Ray believes the only antidote to car theft is in the regulation of car recycling. He thinks that fines are too low for wreckers found to be violating the law (sometimes only a few hundred dollars), while the amount of red tape involved in working with the law is too high for people who want to do the right thing.

"At the moment it's just too easy to operate under the radar," says Ray. "A lot of these businesses might take only 10 stolen cars every year, but that's 4,500 across the state. We need to create a system where for wreckers it's not worth taking those 10 cars."

I drive out to another wreckers but this guy is much more suspicious. As soon as I tell him it's not mine he tells me he's not interested. He then tells me to go down the road.

At the end of the road is the kind of place you assume disposes of bodies as well as deals in car crushing. The owner there doesn't even come out of his office to look at the car. He just tells me it's a straight $100 for any pre-2000 model. "There's only money in four wheel drives," he says.

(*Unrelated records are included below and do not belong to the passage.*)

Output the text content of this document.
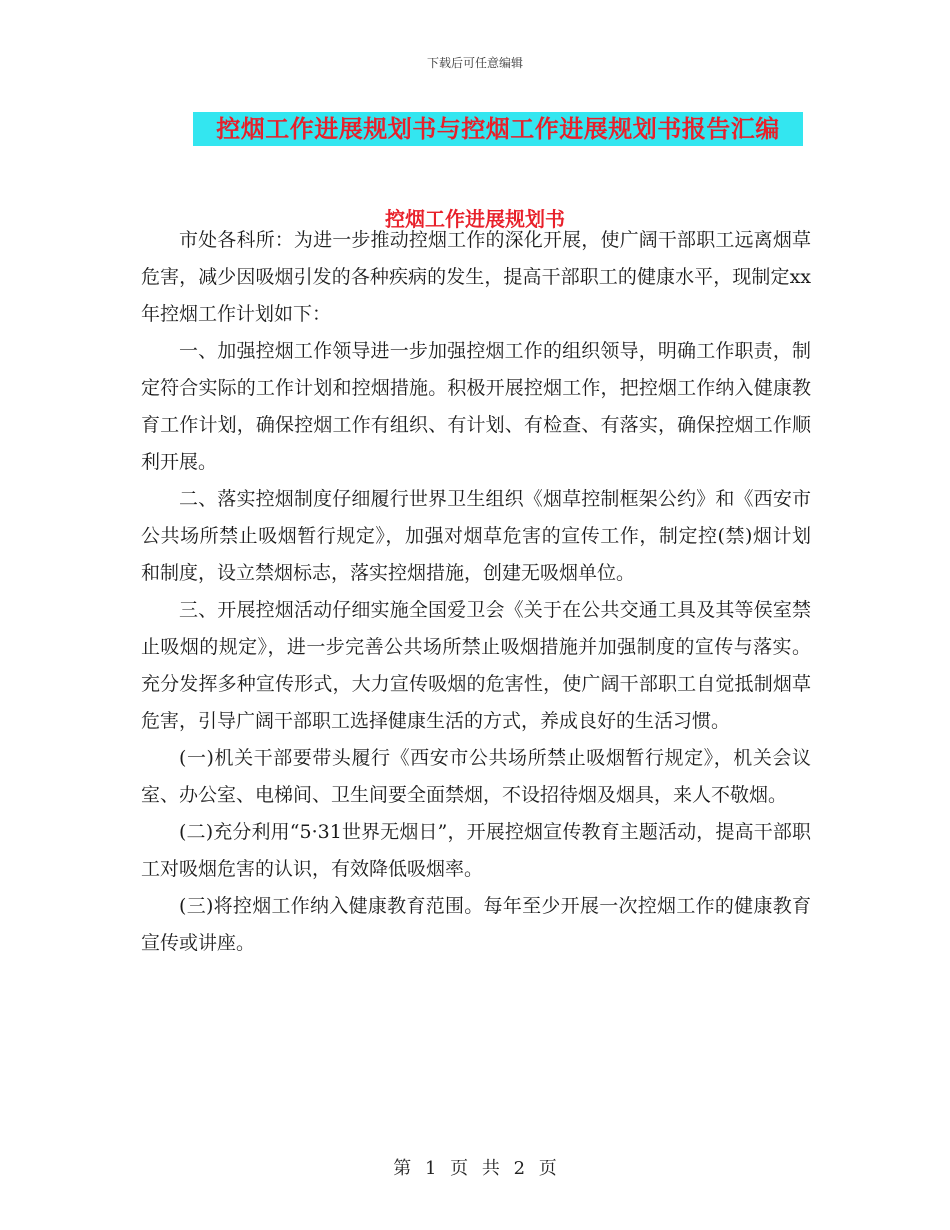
下载后可任意编辑
控烟工作进展规划书与控烟工作进展规划书报告汇编
控烟工作进展规划书

市处各科所：为进一步推动控烟工作的深化开展，使广阔干部职工远离烟草危害，减少因吸烟引发的各种疾病的发生，提高干部职工的健康水平，现制定xx年控烟工作计划如下：

一、加强控烟工作领导进一步加强控烟工作的组织领导，明确工作职责，制定符合实际的工作计划和控烟措施。积极开展控烟工作，把控烟工作纳入健康教育工作计划，确保控烟工作有组织、有计划、有检查、有落实，确保控烟工作顺利开展。

二、落实控烟制度仔细履行世界卫生组织《烟草控制框架公约》和《西安市公共场所禁止吸烟暂行规定》，加强对烟草危害的宣传工作，制定控(禁)烟计划和制度，设立禁烟标志，落实控烟措施，创建无吸烟单位。

三、开展控烟活动仔细实施全国爱卫会《关于在公共交通工具及其等侯室禁止吸烟的规定》，进一步完善公共场所禁止吸烟措施并加强制度的宣传与落实。充分发挥多种宣传形式，大力宣传吸烟的危害性，使广阔干部职工自觉抵制烟草危害，引导广阔干部职工选择健康生活的方式，养成良好的生活习惯。

(一)机关干部要带头履行《西安市公共场所禁止吸烟暂行规定》，机关会议室、办公室、电梯间、卫生间要全面禁烟，不设招待烟及烟具，来人不敬烟。

(二)充分利用“5·31世界无烟日”，开展控烟宣传教育主题活动，提高干部职工对吸烟危害的认识，有效降低吸烟率。

(三)将控烟工作纳入健康教育范围。每年至少开展一次控烟工作的健康教育宣传或讲座。

第 1 页 共 2 页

Interestingly Ray had also mentioned there's a slightly larger market for 4WDs because the parts end up in places without maintained roads.

I ask the guy how much he'd pay for a 4WD, without documentation. "Maybe $300," he says. "But that's only for Toyota."

It seems that while car theft in films and TV looks lucrative and high-stakes, in suburban Australia it's only cheap. No one is making big money, and particularly not the ones stealing the cars.